Management of Employee Engagement during the Pandemic
The recent pandemic has inconceivably disrupted the way we know our workplace. One of the things at the workplace that has changed irrevocably in this unprecedented crisis is the way people and groups interact with each other, which is what the study of organisational behaviour is all about. We know that at the heart of organisational behaviour lie collaboration, interpersonal skills, group dynamics and team working. The greater the human interaction, camaraderie, and collegiality, the better the work environment and organisational effectiveness. HR teams in organisations have spent humongous number of working hours, investment huge efforts and money on interventions, tools and techniques to enhance organisational effectiveness.
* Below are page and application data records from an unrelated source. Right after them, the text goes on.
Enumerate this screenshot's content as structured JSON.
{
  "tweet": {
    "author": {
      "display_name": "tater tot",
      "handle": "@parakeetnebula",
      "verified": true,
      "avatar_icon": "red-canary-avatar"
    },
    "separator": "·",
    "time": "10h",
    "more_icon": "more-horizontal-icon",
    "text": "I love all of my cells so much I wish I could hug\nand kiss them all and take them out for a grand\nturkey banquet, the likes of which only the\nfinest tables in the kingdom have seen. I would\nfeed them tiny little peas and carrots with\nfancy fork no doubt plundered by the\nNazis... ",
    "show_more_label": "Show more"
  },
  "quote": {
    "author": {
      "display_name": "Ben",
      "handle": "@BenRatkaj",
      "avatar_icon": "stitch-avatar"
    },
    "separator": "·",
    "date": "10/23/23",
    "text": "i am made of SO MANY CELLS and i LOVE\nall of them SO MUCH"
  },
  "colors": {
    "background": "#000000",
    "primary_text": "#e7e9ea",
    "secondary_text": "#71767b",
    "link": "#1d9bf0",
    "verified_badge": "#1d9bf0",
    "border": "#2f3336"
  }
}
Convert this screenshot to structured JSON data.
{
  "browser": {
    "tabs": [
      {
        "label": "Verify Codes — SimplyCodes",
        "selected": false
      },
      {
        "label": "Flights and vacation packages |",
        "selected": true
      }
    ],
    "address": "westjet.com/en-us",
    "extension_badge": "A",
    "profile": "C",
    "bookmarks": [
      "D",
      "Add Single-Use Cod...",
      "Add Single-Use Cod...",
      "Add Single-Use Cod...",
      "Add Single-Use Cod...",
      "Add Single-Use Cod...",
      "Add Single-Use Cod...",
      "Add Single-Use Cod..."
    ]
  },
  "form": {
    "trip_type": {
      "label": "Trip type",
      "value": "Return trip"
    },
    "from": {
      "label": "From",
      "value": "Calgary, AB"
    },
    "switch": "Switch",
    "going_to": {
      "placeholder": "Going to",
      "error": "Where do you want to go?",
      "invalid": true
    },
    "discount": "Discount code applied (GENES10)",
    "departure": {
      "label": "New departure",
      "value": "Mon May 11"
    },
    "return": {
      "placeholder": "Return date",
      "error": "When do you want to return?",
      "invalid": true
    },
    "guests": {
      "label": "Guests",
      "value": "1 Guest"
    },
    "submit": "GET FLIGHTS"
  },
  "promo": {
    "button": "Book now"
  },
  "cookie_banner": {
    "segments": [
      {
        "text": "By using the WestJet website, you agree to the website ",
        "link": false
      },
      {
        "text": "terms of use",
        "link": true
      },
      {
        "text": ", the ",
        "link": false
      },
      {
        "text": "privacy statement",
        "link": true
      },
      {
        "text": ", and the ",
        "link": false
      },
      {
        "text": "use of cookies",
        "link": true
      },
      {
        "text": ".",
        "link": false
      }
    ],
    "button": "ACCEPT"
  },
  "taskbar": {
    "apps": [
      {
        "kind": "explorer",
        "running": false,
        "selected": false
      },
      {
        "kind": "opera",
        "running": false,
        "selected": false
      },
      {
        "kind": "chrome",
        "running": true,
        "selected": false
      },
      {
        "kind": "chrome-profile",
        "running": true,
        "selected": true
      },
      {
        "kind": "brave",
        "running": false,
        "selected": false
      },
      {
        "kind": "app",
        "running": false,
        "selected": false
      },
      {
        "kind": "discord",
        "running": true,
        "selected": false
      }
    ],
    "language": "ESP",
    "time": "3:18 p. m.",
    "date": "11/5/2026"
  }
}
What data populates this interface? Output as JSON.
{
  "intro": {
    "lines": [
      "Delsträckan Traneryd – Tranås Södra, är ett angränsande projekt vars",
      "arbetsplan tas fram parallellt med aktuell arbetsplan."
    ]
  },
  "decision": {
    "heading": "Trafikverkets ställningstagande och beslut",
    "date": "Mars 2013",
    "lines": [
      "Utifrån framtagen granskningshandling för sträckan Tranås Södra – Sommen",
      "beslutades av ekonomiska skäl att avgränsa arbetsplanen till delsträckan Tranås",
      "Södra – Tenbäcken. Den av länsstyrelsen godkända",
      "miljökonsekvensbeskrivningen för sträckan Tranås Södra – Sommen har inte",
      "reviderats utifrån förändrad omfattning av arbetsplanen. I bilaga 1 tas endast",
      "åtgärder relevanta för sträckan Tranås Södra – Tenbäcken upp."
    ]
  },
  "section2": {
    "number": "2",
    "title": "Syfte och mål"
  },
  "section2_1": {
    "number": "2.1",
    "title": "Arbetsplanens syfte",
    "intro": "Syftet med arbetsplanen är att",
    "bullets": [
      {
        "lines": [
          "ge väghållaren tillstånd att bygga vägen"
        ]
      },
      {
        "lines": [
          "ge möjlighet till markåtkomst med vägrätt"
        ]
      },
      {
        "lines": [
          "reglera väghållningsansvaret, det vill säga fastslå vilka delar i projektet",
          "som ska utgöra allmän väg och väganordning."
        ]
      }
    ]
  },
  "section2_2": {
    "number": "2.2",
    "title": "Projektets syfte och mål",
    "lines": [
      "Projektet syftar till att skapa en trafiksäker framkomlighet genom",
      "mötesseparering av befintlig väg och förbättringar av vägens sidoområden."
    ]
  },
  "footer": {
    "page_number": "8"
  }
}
One cannot but wonder, in the current scenario, at the unfortunate fate of team building initiatives like the mandatory team outs or employee engagement activities like celebration of festivals, birthdays, accomplishments, all organised with the aim of creating a happy workplace.
The tools and techniques that emphasized enhancing team working and collaboration like feisty brainstorming sessions or animated discussions in pertinently designed discussion rooms or the endless meetings that shaped organisational behaviour have become things of the past. There are now no long-drawn lunch-room discussions, water cooler gossip, exchanging of knowledge at the coffee area, canteen or lounge, sharing of advice or just friendly banter, and all of which has connected us with fellow human beings helping draw energy, inspiration and support from each other. I am sure some of us miss those business luncheons, the get-together dinners and hanging out at the café outside or pubs.
There is uncertainty about whether the extent the work environment built with much effort over a period of time will sustain. With social distancing norms it obvious that the usual practices cannot be continued. The HR leaders now have to rethink employee engagement and be innovative in their approach to improve behaviour and thereby organisational effectiveness. Apart from ensuring safety of workers in the organisation, the work from home transition has extended HR leaders’ responsibility to ensure employee emotional well-being. There is a pressing need to address the issues of isolation anxiety, allay fears of uncertainty and think of mechanisms to de-stress the employees during these times. These responsibilities are burdening the HR departments who already have their hands full with the usual responsibilities of acquiring, developing, maintaining and engaging employees.
The need of the hour for HR leaders is to ensure effective and transparent communication. They should focus on ways and means to improve two-way communications among managers and employees, choose appropriate remote working tools that facilitate team working not only ensuring employees stay connected but also guaranteeing a human focused approach when automation and technology enabled collaboration tools take over in-person interaction and physical meetings.
HR department alone cannot handle such enormous responsibility without the active participation of the managers and support from top leadership. At these difficult times it is critical that leaders and managers work with HR and ensure that the work environment and organisational culture fostered through systematic employee engagement initiatives over the years are not eroded. Facilitating regular leadership communication, trusting employees and giving them more autonomy, providing fair compensation and offering emotional support are some of the engagement strategies that will make employees feel connected and stay committed to the organisation.